Key votes on common core this week
The Academic Content Standards Commission will be back at it today and tomorrow in Sacramento. If still on schedule by the end of Wednesday, the 21-person committee will have made the momentous recommendation of whether California should adopt the common-core standards that will form the basis of a de facto national curriculum in math and English language arts. The state commission will return for a final two days next week to decide how much, if at all, they should add and reorder the common-core package.
Common core is an effort organized by the National Governors Association and the Council of Chief State School Officers, with encouragement from the Obama administration.
As of last week, according to Education Week’s running count, with Rhode Island’s adoption, 20 states had approved common-core as their state standards.
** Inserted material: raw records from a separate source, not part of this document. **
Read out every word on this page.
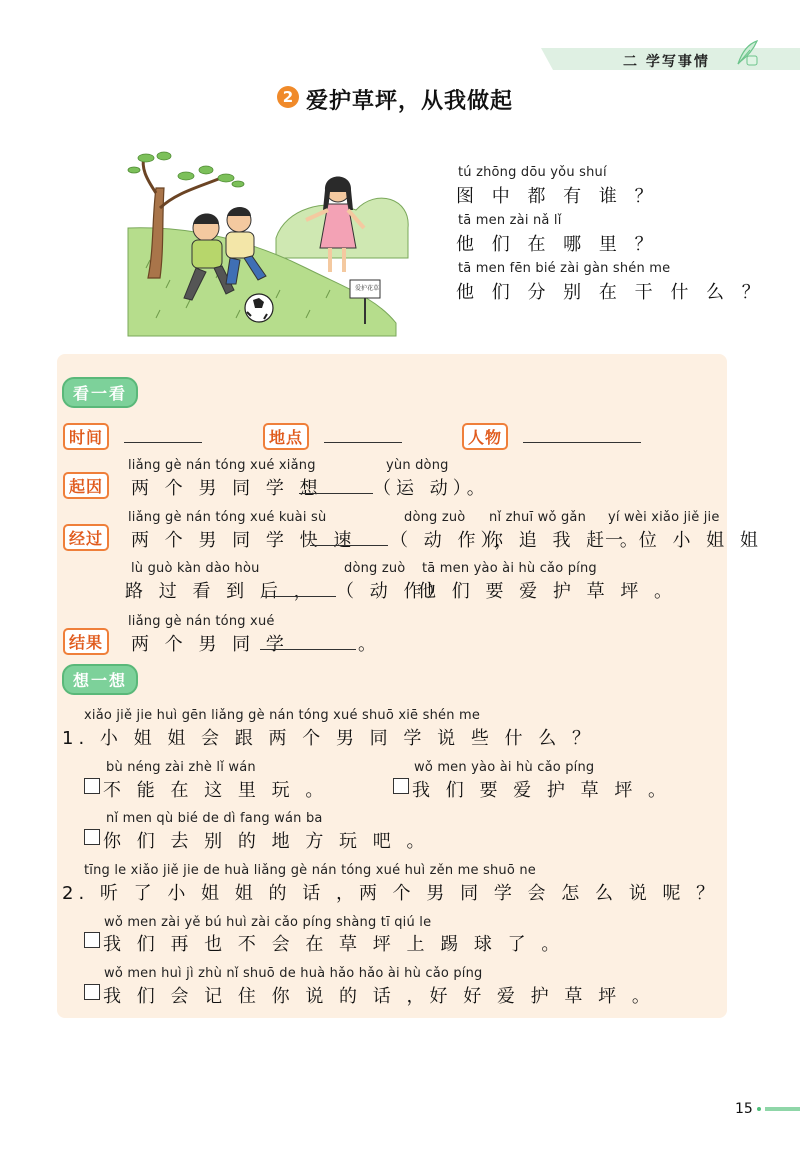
二 学写事情
2 爱护草坪，从我做起
爱护花草
tú zhōng dōu yǒu shuí
图 中 都 有 谁 ？
tā men zài nǎ lǐ
他 们 在 哪 里 ？
tā men fēn bié zài gàn shén me
他 们 分 别 在 干 什 么 ？
看一看
时间	地点	人物
liǎng gè nán tóng xué xiǎng	yùn dòng
起因	两 个 男 同 学 想	（运 动）。
liǎng gè nán tóng xué kuài sù	dòng zuò nǐ zhuī wǒ gǎn yí wèi xiǎo jiě jie
经过	两 个 男 同 学 快 速 （ 动 作），
你 追 我 赶 。
一 位 小 姐 姐
lù guò kàn dào hòu	dòng zuò tā men yào ài hù cǎo píng
路 过 看 到 后 ， （ 动 作）
他 们 要 爱 护 草 坪 。
liǎng gè nán tóng xué
结果	两 个 男 同 学	。
想一想
xiǎo jiě jie huì gēn liǎng gè nán tóng xué shuō xiē shén me
1. 小 姐 姐 会 跟 两 个 男 同 学 说 些 什 么 ？
bù néng zài zhè lǐ wán
不 能 在 这 里 玩 。
wǒ men yào ài hù cǎo píng
我 们 要 爱 护 草 坪 。
nǐ men qù bié de dì fang wán ba
你 们 去 别 的 地 方 玩 吧 。
tīng le xiǎo jiě jie de huà liǎng gè nán tóng xué huì zěn me shuō ne
2. 听 了 小 姐 姐 的 话 ，两 个 男 同 学 会 怎 么 说 呢 ？
wǒ men zài yě bú huì zài cǎo píng shàng tī qiú le
我 们 再 也 不 会 在 草 坪 上 踢 球 了 。
wǒ men huì jì zhù nǐ shuō de huà hǎo hǎo ài hù cǎo píng
我 们 会 记 住 你 说 的 话 ，好 好 爱 护 草 坪 。
15
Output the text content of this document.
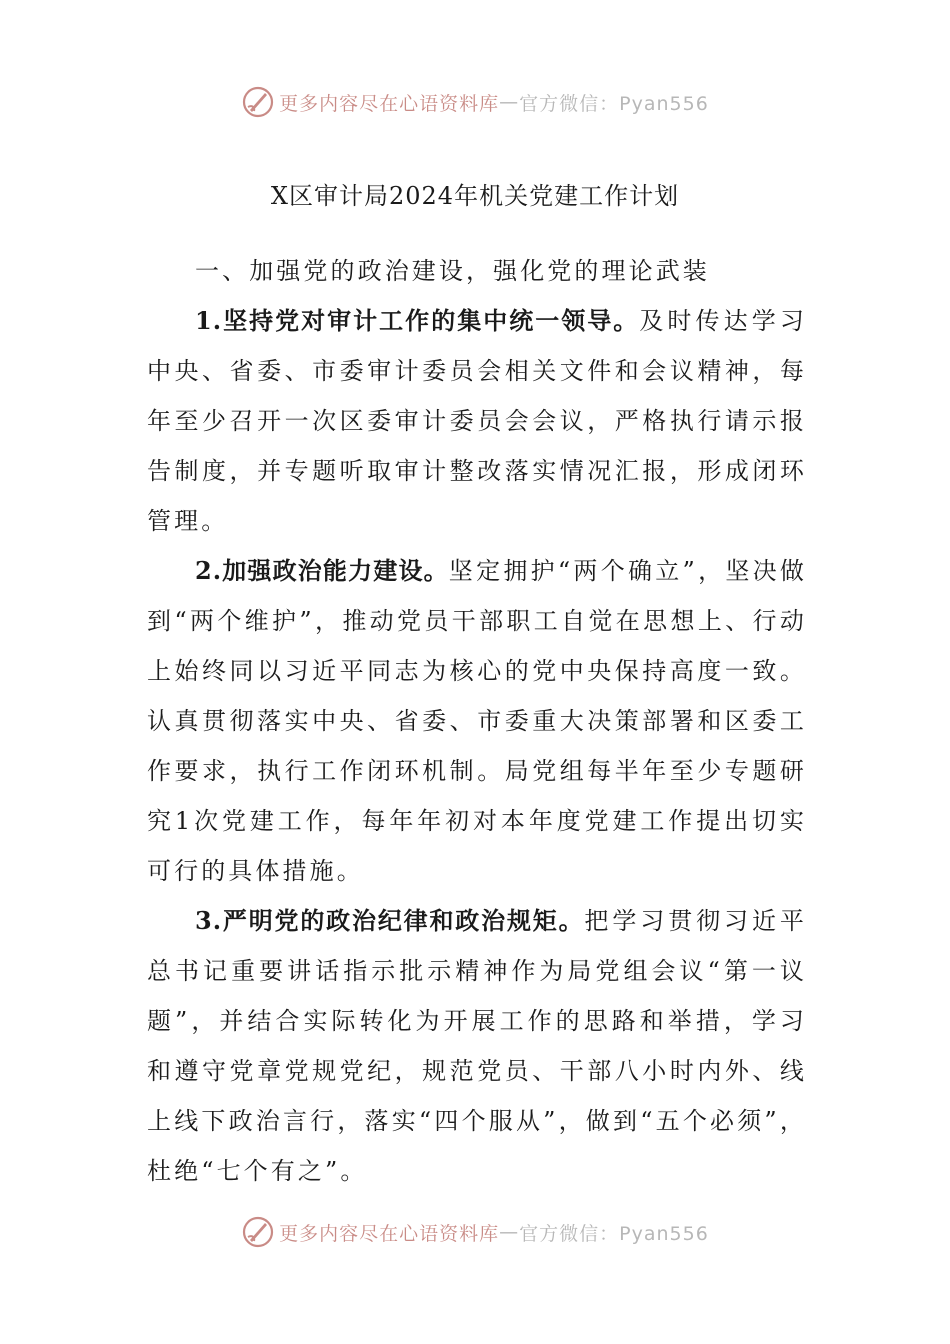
更多内容尽在心语资料库 — 官方微信：Pyan556
X区审计局2024年机关党建工作计划

一、加强党的政治建设，强化党的理论武装

1.坚持党对审计工作的集中统一领导。及时传达学习中央、省委、市委审计委员会相关文件和会议精神，每年至少召开一次区委审计委员会会议，严格执行请示报告制度，并专题听取审计整改落实情况汇报，形成闭环管理。

2.加强政治能力建设。坚定拥护“两个确立”，坚决做到“两个维护”，推动党员干部职工自觉在思想上、行动上始终同以习近平同志为核心的党中央保持高度一致。认真贯彻落实中央、省委、市委重大决策部署和区委工作要求，执行工作闭环机制。局党组每半年至少专题研究1次党建工作，每年年初对本年度党建工作提出切实可行的具体措施。

3.严明党的政治纪律和政治规矩。把学习贯彻习近平总书记重要讲话指示批示精神作为局党组会议“第一议题”，并结合实际转化为开展工作的思路和举措，学习和遵守党章党规党纪，规范党员、干部八小时内外、线上线下政治言行，落实“四个服从”，做到“五个必须”，杜绝“七个有之”。

更多内容尽在心语资料库 — 官方微信：Pyan556
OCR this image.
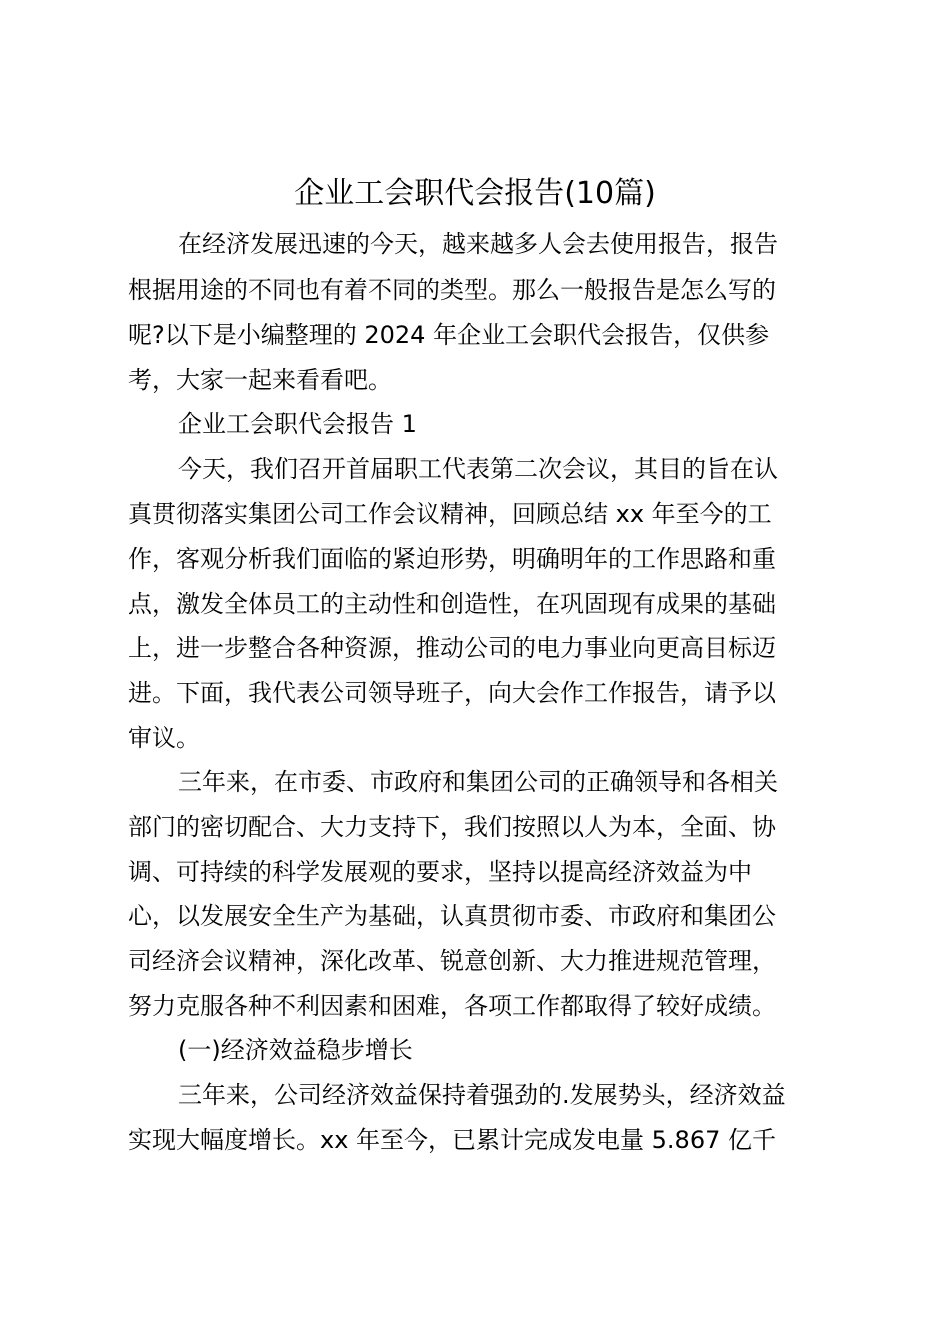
企业工会职代会报告(10篇)
在经济发展迅速的今天，越来越多人会去使用报告，报告
根据用途的不同也有着不同的类型。那么一般报告是怎么写的
呢?以下是小编整理的 2024 年企业工会职代会报告，仅供参
考，大家一起来看看吧。
企业工会职代会报告 1
今天，我们召开首届职工代表第二次会议，其目的旨在认
真贯彻落实集团公司工作会议精神，回顾总结 xx 年至今的工
作，客观分析我们面临的紧迫形势，明确明年的工作思路和重
点，激发全体员工的主动性和创造性，在巩固现有成果的基础
上，进一步整合各种资源，推动公司的电力事业向更高目标迈
进。下面，我代表公司领导班子，向大会作工作报告，请予以
审议。
三年来，在市委、市政府和集团公司的正确领导和各相关
部门的密切配合、大力支持下，我们按照以人为本，全面、协
调、可持续的科学发展观的要求，坚持以提高经济效益为中
心，以发展安全生产为基础，认真贯彻市委、市政府和集团公
司经济会议精神，深化改革、锐意创新、大力推进规范管理，
努力克服各种不利因素和困难，各项工作都取得了较好成绩。
(一)经济效益稳步增长
三年来，公司经济效益保持着强劲的.发展势头，经济效益
实现大幅度增长。xx 年至今，已累计完成发电量 5.867 亿千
EdWeek is predicting over half will do so by month’s end. (Correction: EdWeek didn’t make the projection; an article cited someone else who predicted it.)
In California, the State Board of Education will have the final word. It will vote up or down on the Standards Commission’s recommendations on Aug. 2, the statutory deadline that the Legislature set in January.
The Standards Commission will decide on English Language Arts today and math on Wednesday, saving the hardest and most contentious for last. For those who have the time, the meetings will be webcast (9 to 5:30 today and7:30 to 3:30 Wednesday).
My sense is that the commissioners were impressed with the proposed common-core English language arts standards after reviewing a detailed comparison, prepared by the Sacramento County Office of Education, of California’s current standards and common core. The standards outline skills in reading, writing, listening and speaking that students should be expected to know and perform at each grade level.
Advocates of common core point to two of the attractions of the ELA standards. First, an appendix lists exemplary works that students should be able to read and comprehend at every grade, such as Laura Ingalls Wilder’s “Little House in the Big Woods,” read aloud to first graders; Michael Shaara’s “The Killer Angels” and Franz Kafka’s “The Metamorphosis” in ninth and 10th grade. The detailed list is not required but provides useful guidance for states.
Second, reflecting the shift in emphasis to career and college readiness as the goal of high school graduation, the standards shift from literary works in the early grades to mostly informational texts in the upper grades. And the focus on writing is argumentation based on analysis of information and data.
Common core stresses levels of literacy in science and history and an ability to master technical material, so essays by H.L .Mencken, the Bill of Rights and constitutional amendments, an abstract by an author for the Federal Reserve Bank of San Francisco, and a federal environmental protection regulation are all among suggested works.
The ELA high school standards would appear much in line with the thinking of California State University and University of California, which would like more expository writing taught in high school to eliminate the need for remediation in freshman year of college.
Running debate over Algebra I in eighth grade
How to handle math will be more problematic. The focus, as expected, will be on whether California should require Algebra I in eighth grade and how much of Algebra II to demand of high school students who don’t plan on majoring in science and math or are planning on work not requiring a bachelor’s degree.
Common core’s writers recommend going more slowly with fractions in preparation for algebra and, for most students, essentially splitting Algebra I into eighth and ninth grades. This would still allow students to fulfill the geometry and Algebra II requirement for admission to a CSU or UC school, and advocates argue, result in fewer students repeating algebra in ninth grade and feeling discouraged at math. But this approach would run counter to California’s push for universal Algebra in eighth grade and put it behind some high achieving nations like Singapore.
The common core consortium permits states to supplement each grade’s standards by up to 15 percent. By one line of interpretation, California could shift standards, fortifying algebra in eighth grade, without counting as part of the supplementary 15 percent. One complication is that the more California goes afar from common core, the more its curriculum won’t match up with common assessments that will be developed in the next four years.
Expect a lot of debate Wednesday over Algebra I, the 15 percent fudge factor and elements of Algebra II.